The band plays at 8 p.m. Saturday, Dec. 6 at Dodgertown as part of a fundraiser for a national organization that provides scholarship for children of military, first responders and law enforcement, with part of the proceeds going to the Navy Seal Trident House in Sebastian.

The festival schedule begins at 3 p.m. that day and includes a brief set by Vero’s own Kurt Stevens, with various patriotic tributes and the Texas-born artist JT Hodges as the warmup act.

For more information go to www.etix.com.

And for something long-term to look forward to, or a great Christmas gift: Get online or pick up the phone to Melbourne’s King Center to get the best tickets possible to see Jackson Browne, Diana Krall or Harry Connick Jr. later this season.

Of course, you might want to read the reviews of recent efforts by all three, unless you’re already such a fan that just being in the same room is worth the ticket price.

If you loved early Diana Krall, her new album “Wallflower” might make you wonder how she could let her jazz edge go so pop. The Canadian jazz pianist with the smoky contralto has won five Grammys and has sold 15 million albums worldwide. Now the wife of Elvis Costello (they were married at Elton John’s estate) and mother of twin 7-year-old boys, she released her first album in 1993, after graduating from Boston’s Berklee School of Music and heading to L.A. to play jazz. Her third album, “All for You,” earned her a Grammy nomination and spent 70 weeks on Billboard’s jazz charts. Her 2001 “Live in Paris” album won “Best Jazz Vocal Album.” To see Krall live, even if it’s Melbourne, not Paris, is probably well worth the drive.

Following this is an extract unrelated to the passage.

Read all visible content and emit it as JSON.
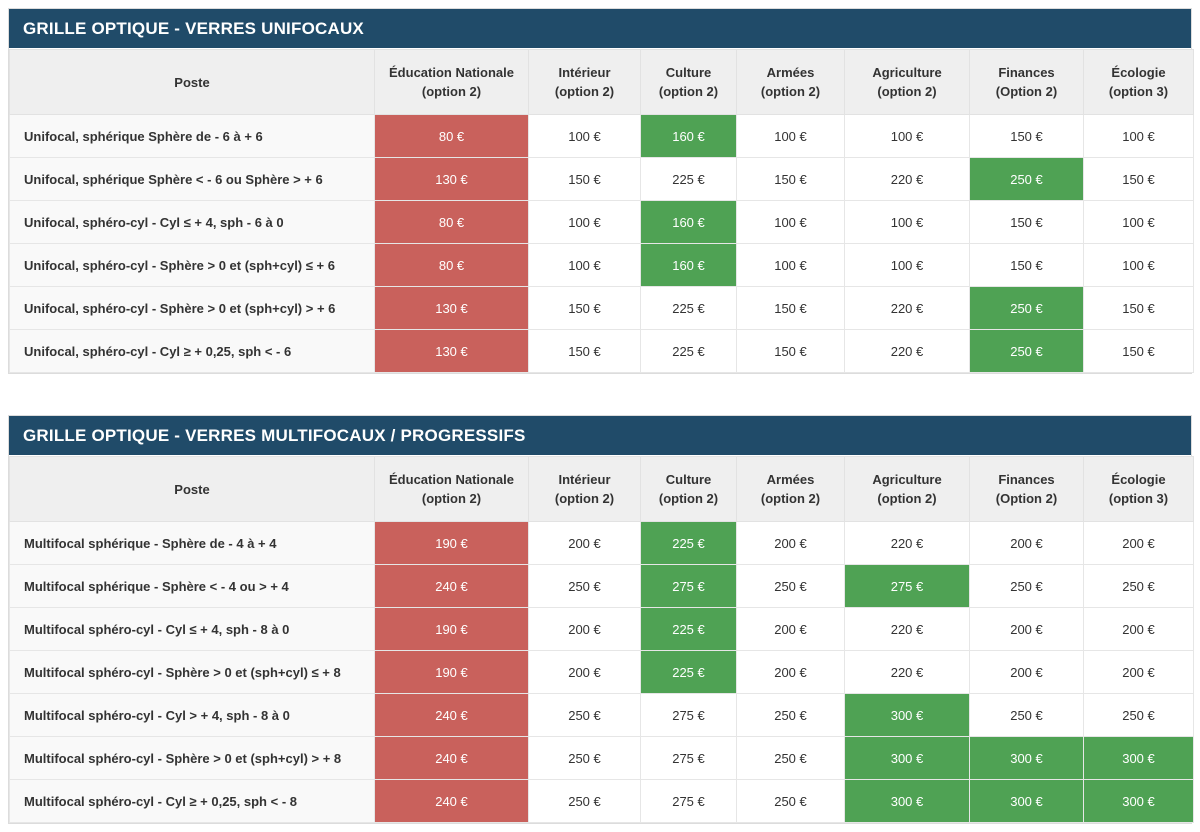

Meanwhile, 1970s country-folk rock icon Jackson Browne’s new album, “Standing in the Breach,” is turning out to be a winner. It is his 14th, and his first in six years. Anthony Decurtis writing in Rolling Stone called it a “superb, inspiring album,” that has him “once again waiting on everyman,” wondering which is worse, Citizens United or the BP oil spill. Now 66, he is optimistic: “The change the world needs now is there, in everyone,” an appeal to activism that might deliver a few pangs of guilt among an audience of ex-hippies driving Escalades.

As for Harry Connick Jr., his last album, “Every Man Should Know,” marked a return to song-writing, a not-so-successful one in the opinion of the L.A. Times music critic who called it “overloaded with dreary soft-pop ballads.” But then, the jazz pianist and vocalist has such an aura of celebrity now, he can probably sing anything and give fans the chills. The darling of stage, screen and “American Idol” – he’s judging again come January – he just appeared in the movie, “Dolphin Tale II” along with Vero Beach barrier island resident and distressed marine mammal first-responder Steve McCulloch.